The issue was linked to an update from cyber security firm CrowdStrike.
The flawed update only hit Microsoft Windows systems - with many users worldwide seeing the “blue screen of death” as their computers crashed and could not be restarted.
Richard Forno is Principal Lecturer in Computer Science and Electrical Engineering at the University of Maryland, Baltimore County.
OPINION
The global information technology outage on July 19, 2024, that paralysed organisations ranging from airlines to hospitals and even the delivery of uniforms for the Olympic Games represents a growing concern for cyber security professionals, businesses and governments.
The outage is emblematic of the way organisational networks, cloud computing services and the internet are interdependent, and the vulnerabilities this creates. In this case, a faulty automatic update to the widely used Falcon cyber security software from CrowdStrike caused PCs running Microsoft’s Windows operating system to crash. Unfortunately, many servers and PCs need to be fixed manually, and many of the affected organisations have thousands of them spread around the world.
For Microsoft, the problem was made worse because the company released an update to its Azure cloud computing platform at roughly the same time as the CrowdStrike update. Microsoft, CrowdStrike and other companies such as Amazon have issued technical workarounds for customers willing to take matters into their own hands. But for the vast majority of global users, especially companies, this isn’t going to be a quick fix.
Modern technology incidents, whether cyber attacks or technical problems, continue to paralyse the world in new and interesting ways. Massive incidents such as the CrowdStrike update fault not only create chaos in the business world but disrupt global society itself. The economic losses resulting from such incidents – lost productivity, recovery, disruption to business and individual activities – are likely to be extremely high.
As a former cyber rsecurity professional and current security researcher, I believe that the world may finally be realising that modern information-based society is based on a very fragile foundation.
Interestingly, on June 11, 2024, a post on CrowdStrike’s own blog seemed to predict this very situation – the global computing ecosystem compromised by one vendor’s faulty technology – though it probably didn’t expect that its product would be the cause.
Software supply chains have long been a serious cyber security concern and potential single point of failure. Companies such as CrowdStrike, Microsoft, Apple and others have direct, trusted access into organisations’ and individuals’ computers. As a result, people have to trust that the companies are not only secure themselves, but that the products and updates they push out are well-tested and robust before they’re applied to customers’ systems.
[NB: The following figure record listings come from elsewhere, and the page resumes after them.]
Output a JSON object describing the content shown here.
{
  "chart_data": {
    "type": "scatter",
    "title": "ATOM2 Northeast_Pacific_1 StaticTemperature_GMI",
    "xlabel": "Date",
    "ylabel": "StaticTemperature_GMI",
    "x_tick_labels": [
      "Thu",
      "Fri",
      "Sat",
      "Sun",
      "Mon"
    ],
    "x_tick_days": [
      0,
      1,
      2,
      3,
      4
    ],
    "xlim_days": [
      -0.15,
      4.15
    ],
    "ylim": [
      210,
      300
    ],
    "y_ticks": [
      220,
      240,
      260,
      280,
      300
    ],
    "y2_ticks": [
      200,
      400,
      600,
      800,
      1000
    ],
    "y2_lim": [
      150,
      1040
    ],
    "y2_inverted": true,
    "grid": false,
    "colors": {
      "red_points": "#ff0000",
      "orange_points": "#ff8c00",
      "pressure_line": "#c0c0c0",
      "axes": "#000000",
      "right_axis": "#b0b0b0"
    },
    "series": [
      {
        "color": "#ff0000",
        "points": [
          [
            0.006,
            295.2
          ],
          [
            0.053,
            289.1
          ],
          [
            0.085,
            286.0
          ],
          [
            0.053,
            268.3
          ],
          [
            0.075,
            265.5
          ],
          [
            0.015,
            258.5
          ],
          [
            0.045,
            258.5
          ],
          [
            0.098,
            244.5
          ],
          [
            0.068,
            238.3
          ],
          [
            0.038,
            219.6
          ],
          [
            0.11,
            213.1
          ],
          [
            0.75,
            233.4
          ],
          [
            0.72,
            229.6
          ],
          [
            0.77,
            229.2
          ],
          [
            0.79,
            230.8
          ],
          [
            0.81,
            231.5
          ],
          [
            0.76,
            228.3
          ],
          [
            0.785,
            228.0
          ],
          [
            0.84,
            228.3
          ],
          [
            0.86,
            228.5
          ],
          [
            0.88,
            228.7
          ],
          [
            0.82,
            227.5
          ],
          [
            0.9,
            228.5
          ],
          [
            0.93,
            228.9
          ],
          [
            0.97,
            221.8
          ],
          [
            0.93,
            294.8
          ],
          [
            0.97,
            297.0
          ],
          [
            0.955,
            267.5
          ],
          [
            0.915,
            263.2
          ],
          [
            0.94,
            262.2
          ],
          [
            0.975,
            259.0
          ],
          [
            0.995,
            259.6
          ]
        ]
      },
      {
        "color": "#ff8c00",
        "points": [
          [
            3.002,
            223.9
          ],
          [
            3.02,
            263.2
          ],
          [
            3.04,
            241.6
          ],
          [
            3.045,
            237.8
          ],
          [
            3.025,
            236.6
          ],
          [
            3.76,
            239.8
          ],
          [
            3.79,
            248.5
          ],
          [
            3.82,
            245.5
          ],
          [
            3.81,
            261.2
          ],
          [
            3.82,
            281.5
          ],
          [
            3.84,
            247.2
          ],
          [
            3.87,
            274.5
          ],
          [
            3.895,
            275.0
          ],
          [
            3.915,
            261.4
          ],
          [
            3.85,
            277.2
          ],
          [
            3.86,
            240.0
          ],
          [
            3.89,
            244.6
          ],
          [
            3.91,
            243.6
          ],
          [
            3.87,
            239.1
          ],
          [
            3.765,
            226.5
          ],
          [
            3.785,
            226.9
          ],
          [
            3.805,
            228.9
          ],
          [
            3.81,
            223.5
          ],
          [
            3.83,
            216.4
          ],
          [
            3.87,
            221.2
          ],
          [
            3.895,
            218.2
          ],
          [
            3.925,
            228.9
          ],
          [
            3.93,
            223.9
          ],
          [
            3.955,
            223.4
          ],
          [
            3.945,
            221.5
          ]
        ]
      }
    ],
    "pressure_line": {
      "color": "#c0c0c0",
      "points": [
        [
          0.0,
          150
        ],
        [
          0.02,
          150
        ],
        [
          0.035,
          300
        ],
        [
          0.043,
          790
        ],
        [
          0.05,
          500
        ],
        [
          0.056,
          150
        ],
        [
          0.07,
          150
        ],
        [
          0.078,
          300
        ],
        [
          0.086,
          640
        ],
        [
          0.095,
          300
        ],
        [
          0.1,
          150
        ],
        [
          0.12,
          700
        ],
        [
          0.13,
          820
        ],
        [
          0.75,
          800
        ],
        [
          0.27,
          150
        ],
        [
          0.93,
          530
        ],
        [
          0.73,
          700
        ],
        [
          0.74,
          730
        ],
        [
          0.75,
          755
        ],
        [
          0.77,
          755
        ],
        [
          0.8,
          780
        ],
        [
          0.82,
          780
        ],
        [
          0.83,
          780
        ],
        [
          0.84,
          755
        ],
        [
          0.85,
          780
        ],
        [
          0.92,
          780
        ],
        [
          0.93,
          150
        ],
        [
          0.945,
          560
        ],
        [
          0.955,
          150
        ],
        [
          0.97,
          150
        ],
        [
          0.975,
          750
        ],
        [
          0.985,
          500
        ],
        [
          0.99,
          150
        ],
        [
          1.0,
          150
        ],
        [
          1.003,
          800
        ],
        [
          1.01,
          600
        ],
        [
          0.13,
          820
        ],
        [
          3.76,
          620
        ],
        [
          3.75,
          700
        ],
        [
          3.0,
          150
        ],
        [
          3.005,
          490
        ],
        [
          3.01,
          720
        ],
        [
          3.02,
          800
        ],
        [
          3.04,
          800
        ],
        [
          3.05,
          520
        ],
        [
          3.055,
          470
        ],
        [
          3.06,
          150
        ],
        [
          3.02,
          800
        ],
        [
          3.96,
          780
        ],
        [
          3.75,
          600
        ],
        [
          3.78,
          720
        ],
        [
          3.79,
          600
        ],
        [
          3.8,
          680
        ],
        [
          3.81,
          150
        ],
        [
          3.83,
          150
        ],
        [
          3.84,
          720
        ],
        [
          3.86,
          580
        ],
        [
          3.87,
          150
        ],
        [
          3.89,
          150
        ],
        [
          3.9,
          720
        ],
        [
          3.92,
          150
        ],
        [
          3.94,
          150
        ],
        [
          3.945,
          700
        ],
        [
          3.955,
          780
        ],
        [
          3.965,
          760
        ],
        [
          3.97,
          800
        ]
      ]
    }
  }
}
The SolarWinds incident of 2019, which involved hacking the software supply chain, may well be considered a preview of today’s CrowdStrike incident.
CrowdStrike CEO George Kurtz said “this is not a security incident or cyber attack” and that “the issue has been identified, isolated and a fix has been deployed”. While perhaps true from CrowdStrike’s perspective – they were not hacked – it doesn’t mean the effects of this incident won’t create security problems for customers. It’s quite possible that in the short term, organisations may disable some of their internet security devices to try to get ahead of the problem, but in doing so they may have opened themselves up to criminals penetrating their networks.
It’s also likely people will be targeted by various scams preying on user panic or ignorance regarding the issue. Overwhelmed users might either take offers of faux assistance that lead to identity theft, or throw away money on bogus solutions to this problem.
What to do
Organisations and users will need to wait until a fix is available or try to recover on their own if they have the technical ability. After that, I believe there are several things to do and consider as the world recovers from this incident.
Companies will need to ensure that the products and services they use are trustworthy. This means doing due diligence on the vendors of such products for security and resilience. Large organisations typically test any product upgrades and updates before allowing them to be released to their internal users, but for some routine products such as security tools, that may not happen.
Governments and companies alike will need to emphasise resilience in designing networks and systems. This means taking steps to avoid creating single points of failure in infrastructure, software and workflows that an adversary could target or a disaster could make worse. It also means knowing whether any of the products organisations depend on are themselves dependent on certain other products or infrastructures to function.
Organisations will need to renew their commitment to best practices in cyber security and general IT management. For example, having a robust backup system in place can make recovery from such incidents easier and minimise data loss. Ensuring appropriate policies, procedures, staffing and technical resources is essential.
Problems in the software supply chain like this make it difficult to follow the standard IT recommendation to always keep your systems patched and current. Unfortunately, the costs of not keeping systems regularly updated now have to be weighed against the risks of a situation like this happening again.